L'ambition démesurée et criminelle des Etats Unis : Le contrôle militaire de la planète
26/02/2003
- Opinión
1. Dès les années 1980, alors que s'annonce l'effondrement du système
soviétique, se dessine une option hégémoniste qui gagne l'ensemble de la
classe dirigeante des Etats Unis (ses establishments démocrate et
républicain). Emportés par le vertige de leur puissance armée, désormais
sans concurrent capable d'en tempérer les fantasmes, les Etats Unis
choissent d'affirmer leur domination d'abord par le déploiement d'une
stratégie strictement militaire de « contrôle de la planète » . Une
première série d'interventions – Golfe, Yougoslavie, Asie Centrale,
Palestine, Irak - inaugure dès 1990 la mise en œuvre de ce plan de
« guerres made in USA », sans fin, planifiées et décidées unilatéralement
par Washington.
La stratégie politique d'accompagnement du projet en prépare les prétextes,
qu'il s'agisse du terrorisme, de la lutte contre le trafic des narcotiques
ou de l'accusation de production d'armes de destruction massive. Prétextes
évidents quand on connaît les complicités qui ont permis à la CIA de
fabriquer un adversaire « terroriste » sur mesure (les Taliban, Ben Laden –
la lumière sur le 11 Septembre n'ayant jamais été faite …) ou de développer
le Plan Colombie dirigé contre le Brésil. Quant aux accusations de
production éventuelle d'armes dangereuses, portées contre l'Irak, la Corée
du Nord et demain n'importe quel Etat, elles font pâle figure face à
l'usage effectif de ces armes par les Etats Unis (les bombes de Hiroshima
et Nagasaki, l'emploi d'armes chimiques au Viet Nam, la menace avouée de
l'utilisation d'armes nucléaires dans les confits à venir …) . Il ne s'agit
donc là que de moyens qui relèvent de la propagande au sens que Goebels
donnait au terme, efficaces peut être pour convaincre l'opinion niaise aux
Etats Unis mais de moins en moins crédibles ailleurs.

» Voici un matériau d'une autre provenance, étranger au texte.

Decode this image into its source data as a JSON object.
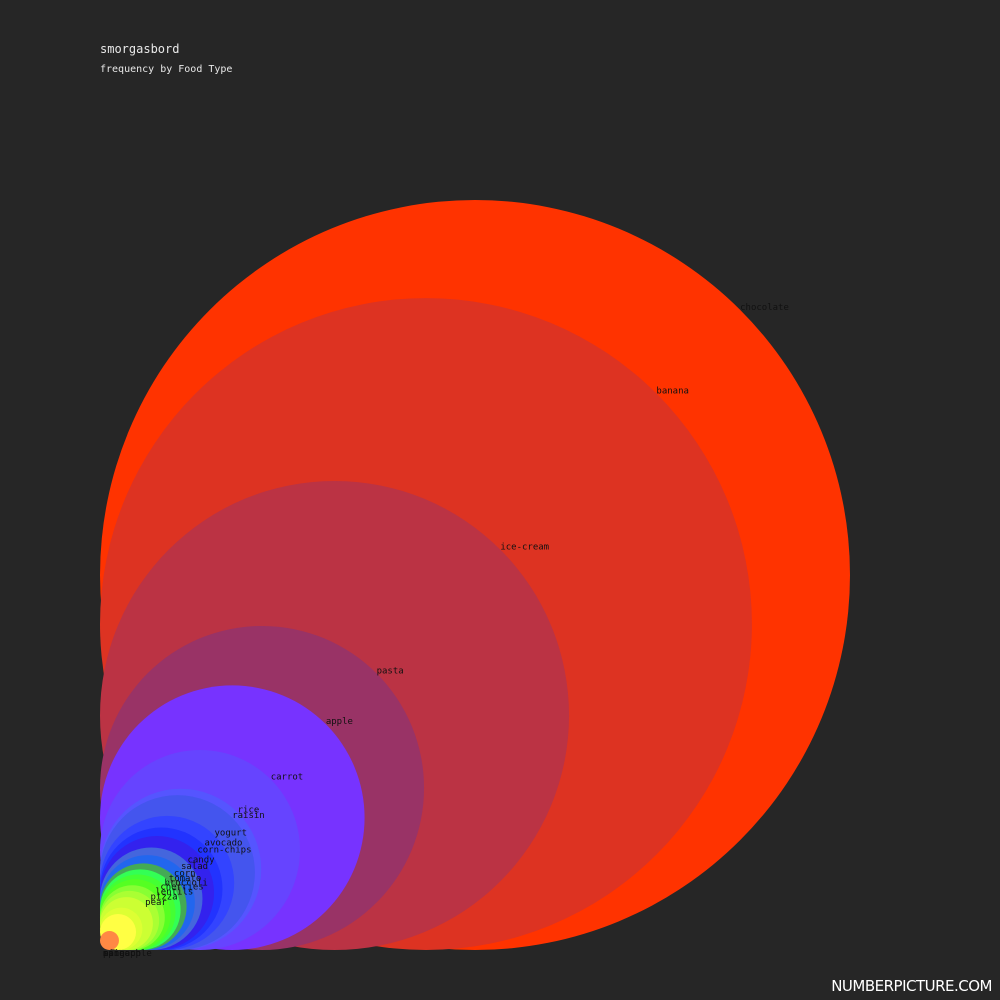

La « guerre préventive » formulée désormais comme un « droit » que
Washington se réserve d'invoquer, abolit d'emblée tout droit international.
La Charte des Nations Unies interdit le recours à la guerre, sauf dans le
cas de légitime défense ; et soumet sa propre intervention militaire
éventuelle à des conditions sévères, la riposte devant être mesurée et
provisoire. Tous les juristes savent que les guerres entreprises depuis
1990 sont parfaitement illégitimes et donc qu'en principe ceux qui en ont
pris la responsabilité sont des criminels de guerre. Les Nations Unies sont
déjà traitées par les Etats Unis, mais avec la complicité des autres, comme
le fut naguère la SDN par les Etats fascistes.

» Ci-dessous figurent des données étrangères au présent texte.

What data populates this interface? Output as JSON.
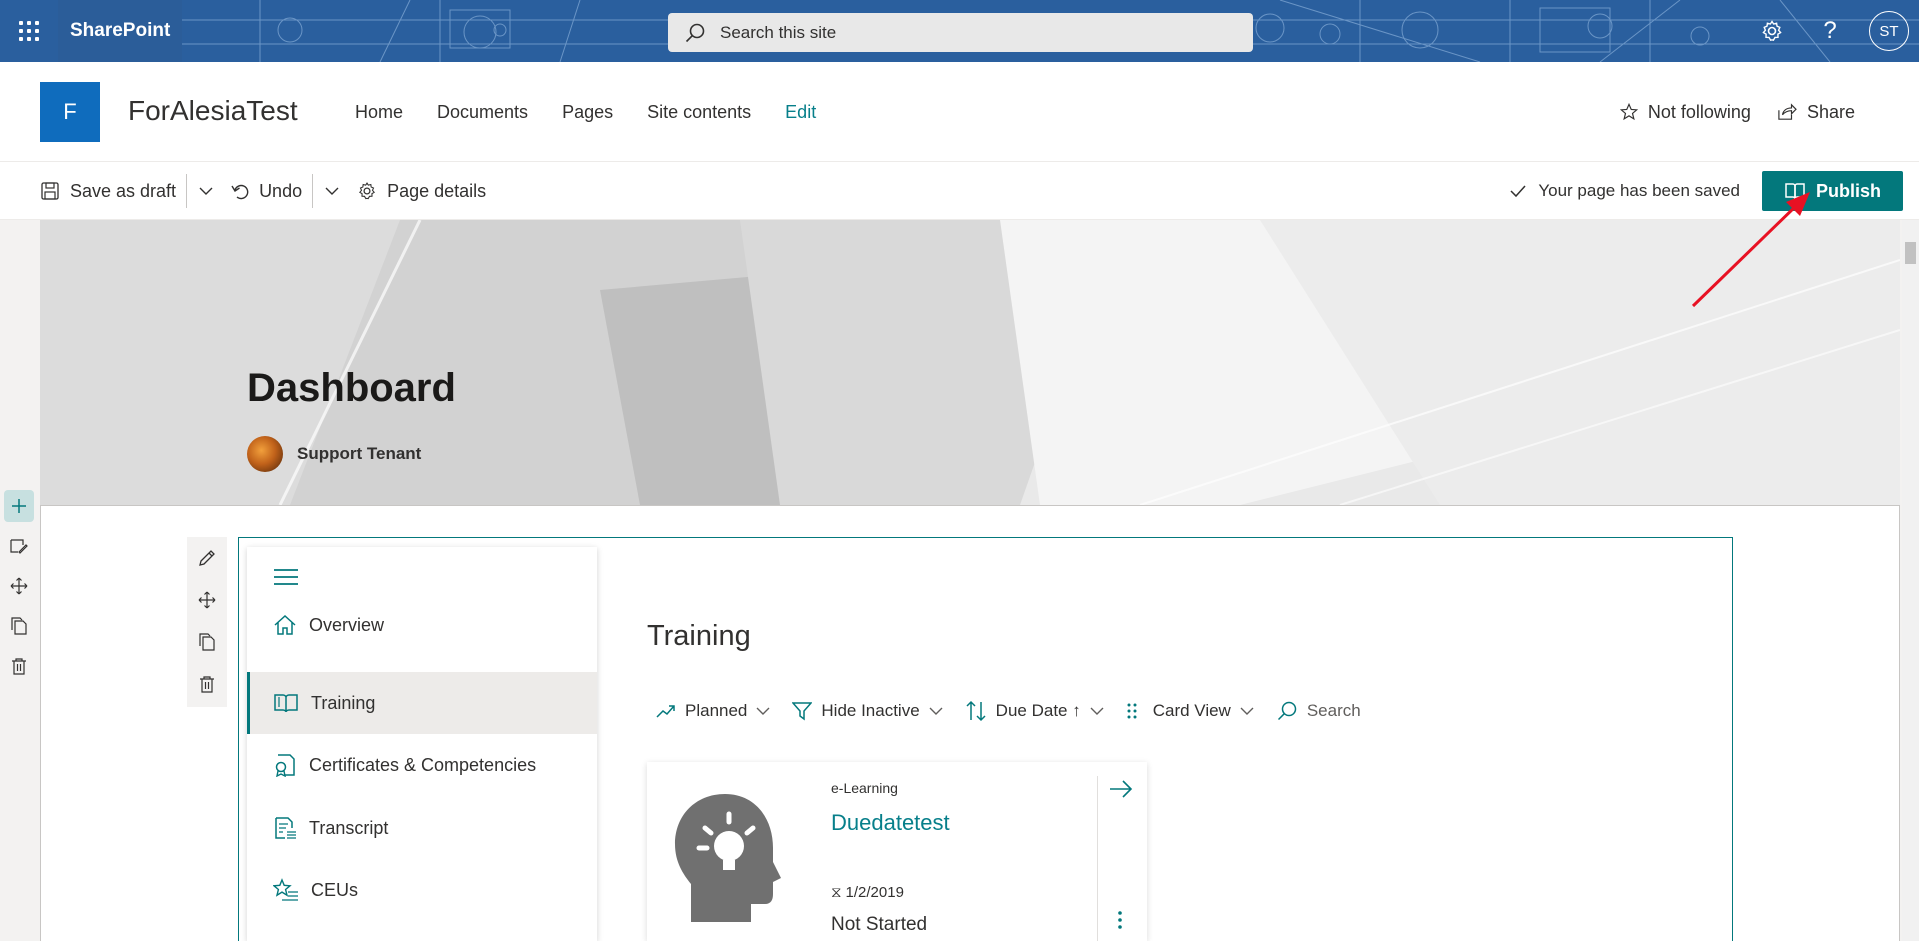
{
  "suite_bar": {
    "brand": "SharePoint",
    "search_placeholder": "Search this site",
    "user_initials": "ST",
    "icons": [
      "app-launcher-icon",
      "gear-icon",
      "help-icon"
    ]
  },
  "site_header": {
    "logo_letter": "F",
    "title": "ForAlesiaTest",
    "nav": [
      "Home",
      "Documents",
      "Pages",
      "Site contents",
      "Edit"
    ],
    "follow_label": "Not following",
    "share_label": "Share"
  },
  "command_bar": {
    "save_draft": "Save as draft",
    "undo": "Undo",
    "page_details": "Page details",
    "saved_status": "Your page has been saved",
    "publish": "Publish"
  },
  "hero": {
    "page_title": "Dashboard",
    "author": "Support Tenant"
  },
  "training_nav": {
    "items": [
      "Overview",
      "Training",
      "Certificates & Competencies",
      "Transcript",
      "CEUs"
    ],
    "active": "Training"
  },
  "training": {
    "title": "Training",
    "filters": {
      "planned": "Planned",
      "hide_inactive": "Hide Inactive",
      "due_date": "Due Date ↑",
      "card_view": "Card View",
      "search": "Search"
    },
    "card": {
      "type": "e-Learning",
      "title": "Duedatetest",
      "date": "1/2/2019",
      "status": "Not Started"
    }
  },
  "colors": {
    "suite_bar": "#2a5f9e",
    "accent_teal": "#03787c",
    "link_teal": "#077f8a",
    "site_logo": "#0f6cbd",
    "annotation_red": "#e81123"
  }
}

2. L'abolition du droit des peuples, déjà consommée, substitue au
principe de leur égalité celui de la distinction entre un « Herrenvolk »
(le peuple des Etats Unis, accessoirement celui d'Israël) qui a le droit de
conquérir « l'espace vital » qu'il juge nécessaire et les autres, dont
l'existence même n'est tolérable que si elle ne constitue pas une
« menace » pour le déploiement des projets de ceux appelés à être les
« maîtres du monde ».
Quels sont donc ces intérêts « nationaux » que la classe dirigeante des
Etats Unis se réserve le droit d'invoquer comme bon lui semble ?

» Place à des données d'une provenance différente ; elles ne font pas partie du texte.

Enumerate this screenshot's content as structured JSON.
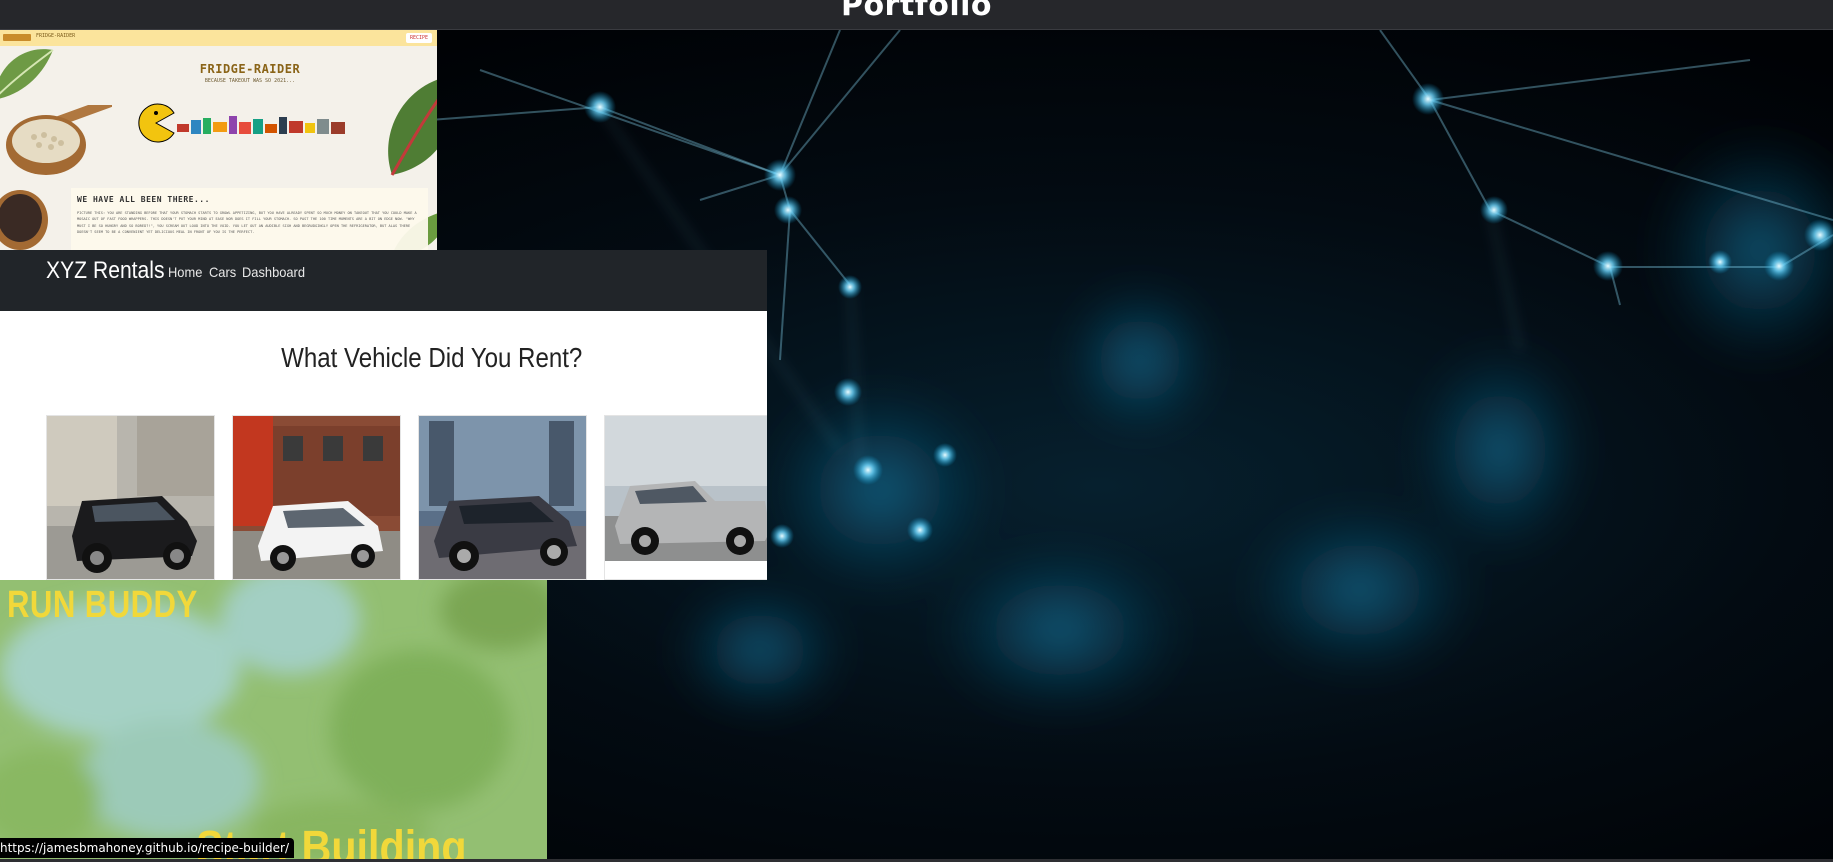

A vrai dire cette classe ne se reconnaît que dans un seul objectif –
« faire de l'argent » - l'Etat nord américain s'étant ouvertement mis au
service prioritaire de la satisfaction des exigences du segment dominant du
capital constitué par les transnationales des Etats Unis.
Nous sommes donc tous devenus, aux yeux de l'establishment de Washington,
des « Peaux Rouges », c'est à dire des peuples qui n'ont droit à
l'existence que dans la mesure où ils ne gênent pas l'expansion du capital
transnational des Etats Unis. Toute résistance sera réduite par tous les
moyens allant jusqu'à l'extermination si nécessaire, nous promet-on. Quinze
millions de dollars de sur profits supplémentaires pour les transnationales
américaines, en contre partie trois cents millions de victimes, aucune
hésitation. L'Etat « voyou » par excellence, pour reprendre le langage des
Présidents Bush père, Clinton et Bush fils, c'est bel et bien celui des
Etats Unis.
Ce projet est certainement impérialiste au sens le plus brutal, mais il
n'est pas « impérial » au sens que Negri donne à ce terme, car il ne s'agit
pas de gérer l'ensemble des sociétés de la planète, pour les intégrer dans
un système capitaliste cohérent, mais seulement de piller leurs ressources.
La réduction de la pensée sociale aux axiomes de base de l'économie
vulgaire, l'attention unilatérale portée à la maximisation de la
rentabilité financière à court terme du capital dominant, renforcée par la
mise à la disposition de celui-ci des moyens militaires qu'on connaît sont
responsables de cette dérive barbare que le capitalisme porte en lui, dès
lors qu'il s'est débarrassé de tout système de valeurs humaines auquel il a
substitué les exigences exclusives de la soumission aux prétendues lois du
marché. Par l'histoire de sa formation le capitalisme nord américain se
prêtait à cette réduction mieux encore que celui des sociétés européennes.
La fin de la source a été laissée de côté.